A 65 years old patient of coronary artery disease was on a drug shown in the picture below for 2 years. He now complains of black stools. Abdominal examination is normal. What is the most probable diagnosis?
A. Ileocecal TB.
B. Ca colon.
C. Esophageal varices.
D. Duodenal ulcer.
Ans:D. Duodenal Ulcers.
- Low-dose aspirin (75-325 mg/day) is widely used for the prevention of cardiovascular disease.
- However, due to its action on cyclo-oxygenase (COX), aspirin is associated with upper gastrointestinal (GI) side effects including ulcers and bleeding(which may lead to black coloured stool)

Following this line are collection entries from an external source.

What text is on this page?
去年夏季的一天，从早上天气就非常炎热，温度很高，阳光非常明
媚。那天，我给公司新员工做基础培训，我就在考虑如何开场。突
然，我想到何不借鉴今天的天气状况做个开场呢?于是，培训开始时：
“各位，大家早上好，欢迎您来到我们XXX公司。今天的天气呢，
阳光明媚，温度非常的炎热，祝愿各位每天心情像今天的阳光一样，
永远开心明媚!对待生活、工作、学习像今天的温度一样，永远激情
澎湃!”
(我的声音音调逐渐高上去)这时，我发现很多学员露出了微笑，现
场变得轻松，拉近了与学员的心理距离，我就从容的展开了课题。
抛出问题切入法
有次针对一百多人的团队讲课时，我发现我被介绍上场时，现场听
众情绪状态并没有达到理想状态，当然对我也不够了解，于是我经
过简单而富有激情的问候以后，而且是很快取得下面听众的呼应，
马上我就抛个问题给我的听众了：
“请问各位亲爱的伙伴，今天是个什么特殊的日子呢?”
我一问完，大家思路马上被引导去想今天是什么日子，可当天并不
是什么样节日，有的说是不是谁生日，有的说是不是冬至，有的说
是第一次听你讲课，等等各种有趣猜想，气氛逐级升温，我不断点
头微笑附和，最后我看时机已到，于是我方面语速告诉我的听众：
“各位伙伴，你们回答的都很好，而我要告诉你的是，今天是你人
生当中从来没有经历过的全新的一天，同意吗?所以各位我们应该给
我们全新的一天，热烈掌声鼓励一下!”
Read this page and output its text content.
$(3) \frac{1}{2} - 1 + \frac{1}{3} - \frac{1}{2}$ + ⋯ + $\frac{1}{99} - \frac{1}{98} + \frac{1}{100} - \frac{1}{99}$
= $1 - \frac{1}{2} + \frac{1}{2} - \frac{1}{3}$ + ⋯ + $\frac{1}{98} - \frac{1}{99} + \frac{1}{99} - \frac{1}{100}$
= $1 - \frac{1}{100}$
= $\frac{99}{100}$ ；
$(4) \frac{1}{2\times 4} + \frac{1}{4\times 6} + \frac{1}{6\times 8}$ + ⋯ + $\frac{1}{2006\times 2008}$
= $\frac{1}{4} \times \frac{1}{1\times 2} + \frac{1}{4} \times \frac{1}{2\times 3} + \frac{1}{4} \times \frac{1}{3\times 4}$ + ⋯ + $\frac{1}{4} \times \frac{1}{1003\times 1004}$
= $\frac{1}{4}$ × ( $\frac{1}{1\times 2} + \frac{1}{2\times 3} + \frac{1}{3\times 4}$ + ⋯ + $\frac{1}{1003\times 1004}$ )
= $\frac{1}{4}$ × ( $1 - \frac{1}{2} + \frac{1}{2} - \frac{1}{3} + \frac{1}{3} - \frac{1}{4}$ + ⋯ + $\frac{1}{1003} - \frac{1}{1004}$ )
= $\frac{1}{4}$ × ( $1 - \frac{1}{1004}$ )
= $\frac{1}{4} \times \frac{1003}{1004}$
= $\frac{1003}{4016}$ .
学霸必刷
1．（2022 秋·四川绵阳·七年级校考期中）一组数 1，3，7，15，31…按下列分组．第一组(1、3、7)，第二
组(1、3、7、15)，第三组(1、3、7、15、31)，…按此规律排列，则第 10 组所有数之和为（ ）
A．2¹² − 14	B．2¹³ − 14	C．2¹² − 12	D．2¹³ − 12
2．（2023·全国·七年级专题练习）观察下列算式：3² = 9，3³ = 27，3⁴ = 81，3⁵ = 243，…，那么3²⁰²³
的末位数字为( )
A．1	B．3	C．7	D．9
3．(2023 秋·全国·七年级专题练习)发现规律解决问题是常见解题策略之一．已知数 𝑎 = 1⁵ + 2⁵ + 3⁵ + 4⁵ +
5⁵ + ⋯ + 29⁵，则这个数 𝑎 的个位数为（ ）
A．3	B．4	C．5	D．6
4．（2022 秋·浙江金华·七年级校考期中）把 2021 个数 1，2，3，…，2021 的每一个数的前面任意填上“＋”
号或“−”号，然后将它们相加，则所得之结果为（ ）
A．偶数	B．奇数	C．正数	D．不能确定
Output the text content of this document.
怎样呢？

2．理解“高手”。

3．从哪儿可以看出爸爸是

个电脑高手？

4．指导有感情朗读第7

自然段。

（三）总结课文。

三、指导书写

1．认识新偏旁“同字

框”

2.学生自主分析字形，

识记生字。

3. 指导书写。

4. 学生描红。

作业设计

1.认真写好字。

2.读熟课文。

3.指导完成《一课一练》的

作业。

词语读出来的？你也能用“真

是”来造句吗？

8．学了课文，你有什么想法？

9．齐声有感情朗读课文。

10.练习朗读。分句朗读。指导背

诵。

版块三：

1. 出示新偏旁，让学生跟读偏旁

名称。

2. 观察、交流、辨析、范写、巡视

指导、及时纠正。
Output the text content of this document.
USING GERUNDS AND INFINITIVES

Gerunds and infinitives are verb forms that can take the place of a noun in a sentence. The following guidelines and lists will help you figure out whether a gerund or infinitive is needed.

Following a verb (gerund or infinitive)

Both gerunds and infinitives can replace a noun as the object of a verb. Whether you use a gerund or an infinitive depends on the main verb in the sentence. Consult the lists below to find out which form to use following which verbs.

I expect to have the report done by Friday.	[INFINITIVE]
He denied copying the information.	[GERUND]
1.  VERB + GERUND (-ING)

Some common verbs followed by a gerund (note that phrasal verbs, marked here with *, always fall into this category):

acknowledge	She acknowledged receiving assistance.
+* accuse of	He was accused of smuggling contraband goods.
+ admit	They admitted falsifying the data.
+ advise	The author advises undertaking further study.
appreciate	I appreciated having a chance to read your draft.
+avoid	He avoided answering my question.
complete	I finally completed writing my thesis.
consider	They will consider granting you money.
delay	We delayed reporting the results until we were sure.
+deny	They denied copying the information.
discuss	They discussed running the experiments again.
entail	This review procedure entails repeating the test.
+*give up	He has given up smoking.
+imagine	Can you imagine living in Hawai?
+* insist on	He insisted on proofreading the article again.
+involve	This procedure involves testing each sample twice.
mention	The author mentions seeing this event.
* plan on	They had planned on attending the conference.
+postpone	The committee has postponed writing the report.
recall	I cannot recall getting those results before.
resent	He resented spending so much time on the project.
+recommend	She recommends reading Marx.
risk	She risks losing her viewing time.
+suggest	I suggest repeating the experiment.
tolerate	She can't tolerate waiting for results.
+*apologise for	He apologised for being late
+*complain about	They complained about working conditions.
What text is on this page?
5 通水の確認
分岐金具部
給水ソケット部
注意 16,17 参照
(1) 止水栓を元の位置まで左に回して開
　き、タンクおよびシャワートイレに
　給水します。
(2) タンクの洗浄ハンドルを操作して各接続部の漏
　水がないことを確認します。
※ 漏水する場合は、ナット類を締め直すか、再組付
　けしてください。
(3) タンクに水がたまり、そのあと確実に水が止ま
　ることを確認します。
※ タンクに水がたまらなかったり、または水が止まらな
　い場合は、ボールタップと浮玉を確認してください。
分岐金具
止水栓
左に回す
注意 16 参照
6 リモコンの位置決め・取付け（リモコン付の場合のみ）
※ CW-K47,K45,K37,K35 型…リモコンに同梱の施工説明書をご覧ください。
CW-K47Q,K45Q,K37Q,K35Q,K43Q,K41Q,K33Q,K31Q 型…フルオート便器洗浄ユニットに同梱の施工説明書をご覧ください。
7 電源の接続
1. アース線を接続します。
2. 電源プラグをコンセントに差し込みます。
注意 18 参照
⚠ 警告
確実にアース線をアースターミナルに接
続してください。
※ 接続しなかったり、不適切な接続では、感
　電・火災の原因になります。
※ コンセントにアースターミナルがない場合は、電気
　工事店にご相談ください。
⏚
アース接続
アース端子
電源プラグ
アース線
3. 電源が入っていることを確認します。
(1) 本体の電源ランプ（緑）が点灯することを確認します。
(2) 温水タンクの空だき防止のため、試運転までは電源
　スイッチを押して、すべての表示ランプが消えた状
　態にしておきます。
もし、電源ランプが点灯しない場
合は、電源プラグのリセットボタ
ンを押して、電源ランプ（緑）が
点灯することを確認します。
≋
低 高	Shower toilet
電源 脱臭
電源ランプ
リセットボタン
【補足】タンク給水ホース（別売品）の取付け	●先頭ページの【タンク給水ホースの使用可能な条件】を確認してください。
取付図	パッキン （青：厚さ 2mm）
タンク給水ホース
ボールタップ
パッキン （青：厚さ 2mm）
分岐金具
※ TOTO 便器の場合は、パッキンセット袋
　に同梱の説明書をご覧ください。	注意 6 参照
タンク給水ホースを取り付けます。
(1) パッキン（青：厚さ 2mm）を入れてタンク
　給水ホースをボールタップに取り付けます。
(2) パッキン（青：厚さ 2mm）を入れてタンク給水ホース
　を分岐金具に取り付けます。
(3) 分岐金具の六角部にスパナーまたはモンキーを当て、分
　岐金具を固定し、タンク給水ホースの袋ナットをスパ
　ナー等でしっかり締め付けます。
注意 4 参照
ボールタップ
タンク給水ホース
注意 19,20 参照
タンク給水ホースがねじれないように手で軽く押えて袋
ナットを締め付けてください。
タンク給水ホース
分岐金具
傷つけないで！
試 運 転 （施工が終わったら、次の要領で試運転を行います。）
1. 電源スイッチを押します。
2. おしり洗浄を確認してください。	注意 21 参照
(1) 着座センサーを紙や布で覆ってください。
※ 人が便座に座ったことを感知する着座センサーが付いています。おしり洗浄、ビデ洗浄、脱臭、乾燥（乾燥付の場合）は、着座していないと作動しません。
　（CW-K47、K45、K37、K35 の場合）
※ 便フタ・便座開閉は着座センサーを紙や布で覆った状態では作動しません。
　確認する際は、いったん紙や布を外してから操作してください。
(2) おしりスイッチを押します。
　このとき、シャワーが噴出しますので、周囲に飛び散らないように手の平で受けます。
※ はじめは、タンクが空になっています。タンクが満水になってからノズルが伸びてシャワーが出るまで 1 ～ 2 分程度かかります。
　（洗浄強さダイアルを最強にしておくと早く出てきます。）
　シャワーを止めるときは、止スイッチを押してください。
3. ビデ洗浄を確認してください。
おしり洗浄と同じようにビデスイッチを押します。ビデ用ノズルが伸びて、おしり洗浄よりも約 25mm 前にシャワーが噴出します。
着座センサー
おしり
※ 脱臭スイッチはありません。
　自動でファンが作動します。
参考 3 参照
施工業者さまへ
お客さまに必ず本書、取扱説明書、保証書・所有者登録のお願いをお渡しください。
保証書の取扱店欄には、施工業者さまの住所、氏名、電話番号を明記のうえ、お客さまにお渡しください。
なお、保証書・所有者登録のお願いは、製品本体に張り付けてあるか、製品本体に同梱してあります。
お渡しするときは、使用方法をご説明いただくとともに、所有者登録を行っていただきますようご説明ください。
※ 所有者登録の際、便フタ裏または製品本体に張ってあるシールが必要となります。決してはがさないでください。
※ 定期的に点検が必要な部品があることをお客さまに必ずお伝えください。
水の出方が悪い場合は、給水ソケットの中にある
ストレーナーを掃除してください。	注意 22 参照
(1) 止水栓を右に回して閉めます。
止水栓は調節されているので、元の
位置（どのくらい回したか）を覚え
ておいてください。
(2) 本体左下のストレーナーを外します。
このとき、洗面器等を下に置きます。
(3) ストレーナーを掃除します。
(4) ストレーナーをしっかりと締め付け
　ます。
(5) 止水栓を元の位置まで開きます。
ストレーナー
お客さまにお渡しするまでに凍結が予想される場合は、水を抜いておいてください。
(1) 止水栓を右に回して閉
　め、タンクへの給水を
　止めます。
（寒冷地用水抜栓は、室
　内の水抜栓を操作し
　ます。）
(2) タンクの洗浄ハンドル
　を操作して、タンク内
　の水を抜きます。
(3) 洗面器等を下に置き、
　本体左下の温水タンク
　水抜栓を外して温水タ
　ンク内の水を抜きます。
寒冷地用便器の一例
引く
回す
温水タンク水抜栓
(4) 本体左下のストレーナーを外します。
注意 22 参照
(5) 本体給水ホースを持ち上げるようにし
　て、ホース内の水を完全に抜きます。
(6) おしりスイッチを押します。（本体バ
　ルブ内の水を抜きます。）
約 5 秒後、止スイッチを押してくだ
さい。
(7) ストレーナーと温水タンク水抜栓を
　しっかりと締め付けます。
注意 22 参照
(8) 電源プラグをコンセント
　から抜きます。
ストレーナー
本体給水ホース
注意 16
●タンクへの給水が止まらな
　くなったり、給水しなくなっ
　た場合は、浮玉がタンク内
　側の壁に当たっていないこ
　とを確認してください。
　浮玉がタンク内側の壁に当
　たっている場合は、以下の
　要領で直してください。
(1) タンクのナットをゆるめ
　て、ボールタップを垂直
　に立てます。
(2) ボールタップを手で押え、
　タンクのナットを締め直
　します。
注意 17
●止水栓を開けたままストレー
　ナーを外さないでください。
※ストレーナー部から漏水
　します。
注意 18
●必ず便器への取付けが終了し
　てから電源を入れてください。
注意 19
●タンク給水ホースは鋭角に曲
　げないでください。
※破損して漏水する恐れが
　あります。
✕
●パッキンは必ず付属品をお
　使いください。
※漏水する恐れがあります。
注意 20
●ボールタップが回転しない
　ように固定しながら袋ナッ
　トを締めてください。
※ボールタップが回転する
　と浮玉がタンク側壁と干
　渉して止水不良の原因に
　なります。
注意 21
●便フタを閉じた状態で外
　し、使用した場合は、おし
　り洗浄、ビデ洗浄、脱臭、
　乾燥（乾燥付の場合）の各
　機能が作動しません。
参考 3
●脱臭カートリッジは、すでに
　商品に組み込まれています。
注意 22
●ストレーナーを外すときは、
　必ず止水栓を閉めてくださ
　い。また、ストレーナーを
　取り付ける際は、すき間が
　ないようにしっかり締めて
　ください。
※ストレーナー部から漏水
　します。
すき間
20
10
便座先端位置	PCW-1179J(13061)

- Factors associated with an increased risk of upper GI complications during low-dose aspirin therapy include aspirin dose, history of ulcer or upper GI bleeding, age > 70 years, concomitant use of NSAIDs (including COX-2-selective NSAIDs), and Helicobacter pylori infection.
- Co-administration of a gastroprotective agent such as proton pump inhibitors (PPIs) may be useful for alleviating the upper GI side effects associated with use of low-dose aspirin.
- Eradication of H. pylori also appears to reduce the risk of these side effects, especially in those at high risk.
- The use of other antiplatelet agents such as clopidogrel does not seem to provide a safer alternative to low-dose aspirin in at-risk patients.